By Mark Duff
BBC News, Milan
|
The authorities want the children to go to state schools
|
Members of the Northern League - a key party in Italy's ruling coalition - are threatening to protest outside a controversial Muslim school in Milan.
The row over the school - closed down by the authorities - is testing Italian attitudes to Muslim immigrants.
Parents of the 500 children who attended the school are continuing to demonstrate outside.
Tensions were heightened by the death of a boy, killed by a car as he crossed the road outside the school this week.
The Northern League - a regionally-based party that is vitriolic in its criticism of immigrants, especially Muslims - has scuppered a planned prayer meeting for the boy.
It plans to demonstrate against any compromise which gives ground to the parents, who want help to set up a school where their children can learn Arabic and the Koran alongside the normal state curriculum.
'Nothing to hide'
The school's supporters are unfazed - although they say they will keep a low profile if the League protest does materialise.
The school is in an area of southern Milan known locally as Little Egypt because of its thriving Egyptian community.
A volunteer teacher there said the Northern League had been "very provocative".
"We have nothing to hide, they can carry out as many checks as they like - they'll never be able to say we are doing anything wrong.
"We're here simply to ask for our right to study the Arabic language and nothing more.
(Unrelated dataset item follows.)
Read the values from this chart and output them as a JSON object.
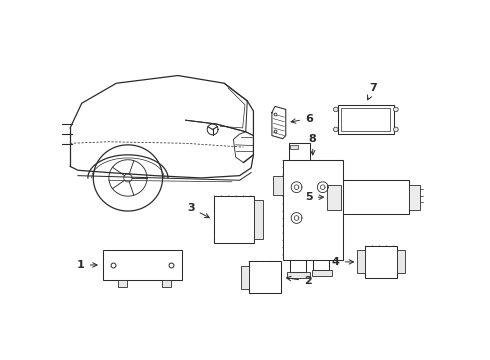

If they give us this right we won't ask for anything else!"
Italian Interior Minister Giuseppe Pisanu, meanwhile, has reiterated that the Italian school system can easily accommodate the needs of practising Muslims - but stressed that all schools must meet legal guidelines.
He has also promised that the police will be even-handed with all demonstrators - be they Muslim or members of the Northern League.
It is a pledge that has won him the scorn of League members - who have taken to referring to him, disparagingly, as Ali Abu Pisanu.